また、高度・重度難聴で聴覚障害の等級に当てはまる場合や18歳未満の軽度・中等度難聴児の補聴器購入に関しては、公的な補聴器購入費用の助成制度を利用できます。詳しくは担当の医師にお尋ねください。
補聴器は両耳しないといけないの?
言葉の聞き取りの検査(語音明瞭度検査)で左右差が大きく、片側がほとんど言葉を理解できない場合は片耳から開始します。しかし通常は左右の差がないことが多いのでその場合は、補聴器は、できれば両耳で使うことが勧められます。その理由として両耳聴効果というものが言われています。両耳で使用することにより、補聴器から出す音が小さい音でも言葉が聞き取りやすくなり、疲れにくくなります。また、騒音下での言葉の聞き取りや音の方向感については、片耳装用より両耳装用のほうが有利です。両耳に補聴器を使うデメリットとしては、2つ購入しなければならないため、費用が高くなることです。しかし、片耳に高い補聴器をつけるのでしたら、安い補聴器を両耳につけるほうがお勧めです。
補聴器をつけたら、健聴の人と同じように聞こえるの?
残念ながら、補聴器をつけても健聴の人と同じ状態にはなりません。難聴になると、小さな音が聞こえないだけでなく、会話の内容を聞き取る能力も悪くなってしまいます。補聴器は、音をくっきりとさせ聞き取りやすくしますが、言葉として何と言っているかを聞き取る能力は100%にはなりません。補聴器をつけている人と話をするときには、周りの人も、正面で近い距離から、はっきりゆっくりと、聞き取りやすいように話す配慮が必要です。
難聴を放置すると認知症になりやすくなるって本当?
人間は様々な感覚器から情報を得ていますが、視覚情報と並んで聴覚情報は最も大切な情報の一つです。
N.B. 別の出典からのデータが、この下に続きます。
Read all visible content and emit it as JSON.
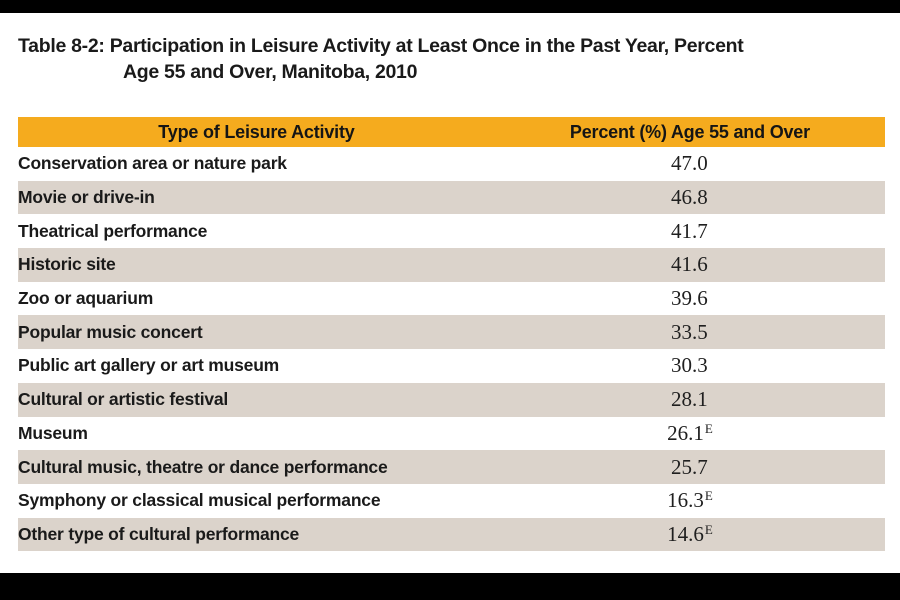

年齢とともに内耳の機能は衰えていきますが、一般的に高い音から聞こえが悪くなっていきます。言葉には母音と子音がありますが高い音は子音に関係するため、年齢とともに聞き取りの明瞭度が低下することが多く、そのため“聞こえているふりをして聞き流す”ことが多くなります。言葉が通じないと相手にされなくなったりして会話が続かず、ひいては人と話すことが億劫になったり、人と会っても聞こえているふりをして脳の一部を使わないようになります。こうしたことから難聴は認知症のリスクが高まると近年の論文にも報告されており、耳鼻咽喉科学会や厚生労働省も注意を呼びかけています。きちんと聞こえることでいつまでも若々しい脳を保ちたいものですね!